東北の中小、震災乗り越え世界に挑め 危機感バネに輸出拡大 「オンリー1」技術に磨き

http://www.nikkei.com/article/DGKKZO11653520T10C17A1ML0000/

岩手県一関市の大武・ルート工業。太田常務は「この被災で国内生産を断念する企業が相次げば、販売先がなくなってしまう」と危機感を募らせた。拠点をタイに設けると、納入先が増え始めた。売上高9億円のうち、ほぼ半分が中国や韓国など海外向けだ。太田常務は「震災を契機に海外に出たら、当社の技術が世界で通用することが分かった」と話す。

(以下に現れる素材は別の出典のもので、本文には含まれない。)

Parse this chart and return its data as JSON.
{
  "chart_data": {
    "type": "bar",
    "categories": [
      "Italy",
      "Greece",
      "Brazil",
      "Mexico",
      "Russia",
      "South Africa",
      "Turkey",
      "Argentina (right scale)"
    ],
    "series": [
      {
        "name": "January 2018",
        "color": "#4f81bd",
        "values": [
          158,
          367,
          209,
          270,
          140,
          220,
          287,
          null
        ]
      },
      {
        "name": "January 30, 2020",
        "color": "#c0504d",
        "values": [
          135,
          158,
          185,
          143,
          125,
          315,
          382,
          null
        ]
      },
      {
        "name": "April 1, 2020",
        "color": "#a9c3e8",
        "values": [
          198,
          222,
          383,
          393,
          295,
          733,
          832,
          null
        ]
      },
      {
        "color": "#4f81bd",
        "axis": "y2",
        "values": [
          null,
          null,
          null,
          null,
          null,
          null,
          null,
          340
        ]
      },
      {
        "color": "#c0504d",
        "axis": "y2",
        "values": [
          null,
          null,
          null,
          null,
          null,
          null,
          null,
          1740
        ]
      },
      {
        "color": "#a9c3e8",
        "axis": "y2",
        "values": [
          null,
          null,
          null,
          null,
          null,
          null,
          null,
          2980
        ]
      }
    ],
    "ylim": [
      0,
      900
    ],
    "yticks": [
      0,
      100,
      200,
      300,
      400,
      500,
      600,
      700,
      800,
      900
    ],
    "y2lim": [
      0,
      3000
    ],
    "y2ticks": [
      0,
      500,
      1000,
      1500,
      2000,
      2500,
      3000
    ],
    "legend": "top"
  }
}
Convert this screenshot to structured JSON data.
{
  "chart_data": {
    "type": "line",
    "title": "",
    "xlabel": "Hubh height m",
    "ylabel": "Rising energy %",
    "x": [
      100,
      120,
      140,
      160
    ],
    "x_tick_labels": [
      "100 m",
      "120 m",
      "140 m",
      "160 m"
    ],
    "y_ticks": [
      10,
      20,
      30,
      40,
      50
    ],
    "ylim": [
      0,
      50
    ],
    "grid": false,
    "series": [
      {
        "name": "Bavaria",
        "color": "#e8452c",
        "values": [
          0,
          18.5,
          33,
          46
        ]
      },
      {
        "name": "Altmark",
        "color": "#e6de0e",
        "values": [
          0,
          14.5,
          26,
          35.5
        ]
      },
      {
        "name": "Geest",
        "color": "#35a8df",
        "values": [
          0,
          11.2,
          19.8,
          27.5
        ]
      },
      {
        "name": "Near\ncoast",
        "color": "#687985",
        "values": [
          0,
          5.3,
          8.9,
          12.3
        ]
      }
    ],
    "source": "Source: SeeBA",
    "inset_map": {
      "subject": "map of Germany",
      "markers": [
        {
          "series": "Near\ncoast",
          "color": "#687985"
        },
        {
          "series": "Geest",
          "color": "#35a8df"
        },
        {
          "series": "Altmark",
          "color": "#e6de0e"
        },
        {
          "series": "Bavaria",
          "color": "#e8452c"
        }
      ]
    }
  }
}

「大震災は間違いなく当社のターニングポイントになった」と振り返るのは、斎栄織物の斎藤常務。震災の半年後、髪の毛の6分の1の細さの絹糸が完成した。当初はウエディングドレス向けと考えていたが、意外な展開を見せる。工業向け用途で受注が急増した。海外への直接販売は約4割で、出荷先は米欧や中国、モンゴルまで幅広い。

宮城県気仙沼市では、造船所が壊滅的な被害を受けた。それから4年後、地元の中小造船4社は統合し、みらい造船を設立した。木戸浦社長は「震災前と同じことをやっていては気仙沼の造船業は守れない」と、輸出に打って出ることを決めた。北欧への漁船輸出を目指し、アイスランドの企業と交渉中だ。

一方では震災倒産も多くあるわけで、危機感をバネにチャレンジした企業がやはり活路を見出しています。